DETROIT (March 23, 2009)—More than half the U.S.'s Tier 1 auto parts suppliers could file for bankruptcy protection this year, causing another 1 million in job losses and slicing income tax revenue by $9 billion, according to a study by global consultant A.T. Kearney.
Production cuts by the auto makers are causing a ripple effect among their suppliers, Kearny said.
The survey of 60 top North American auto parts suppliers was complied via interviews with senior executives in the U.S.
Already this year four automotive suppliers have filed for Chapter 11: brake hose maker Fluid Routing Solutions Inc., polyurethane foam producer Foamex International Inc., Checker Motors Corp. and Contech L.L.C. Automotive seat maker Lear Corp. said it may be forced to seek protection from creditors.

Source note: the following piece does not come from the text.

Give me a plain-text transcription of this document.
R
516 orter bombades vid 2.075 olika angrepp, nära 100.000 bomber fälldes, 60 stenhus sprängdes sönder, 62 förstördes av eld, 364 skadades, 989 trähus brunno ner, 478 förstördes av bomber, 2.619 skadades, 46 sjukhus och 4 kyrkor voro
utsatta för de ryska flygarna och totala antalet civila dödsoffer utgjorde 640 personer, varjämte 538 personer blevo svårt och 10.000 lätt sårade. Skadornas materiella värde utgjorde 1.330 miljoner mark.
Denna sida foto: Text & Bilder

The U.S. government last week pledged up to $5 billion to aid financially stressed suppliers that are crucial to General Motors Corp. and Chrysler L.L.C. The parts industry had sought $18.5 billion in rescue funds.
Chrysler, about 80 percent controlled by Cerberus Capital Management, and GM have accepted $17.4 billion of emergency government loans. A White House task force is scheduled to decide by March 31 if the companies merit an additional $22 billion in aid.
Ford Motor Co., which has not sought emergency government assistance, said last week it is not participating in the supplier relief program at this time.
The decline in auto sales volumes, increases in raw material prices and high fixed cost and excess capacity are hammering suppliers, the consultant company said.
“The recent, extremely weak auto sales figures are the third blow to the industry this year with consumer confidence driven to new lows from falling home prices, a declining stock market and an uncertain economic future, said Doug Harvey, an AT Kearney Automotive partner., who led the study. “There is some panic in the industry, as car companies and their suppliers realize that sales demand volume is not bouncing back anytime soon.”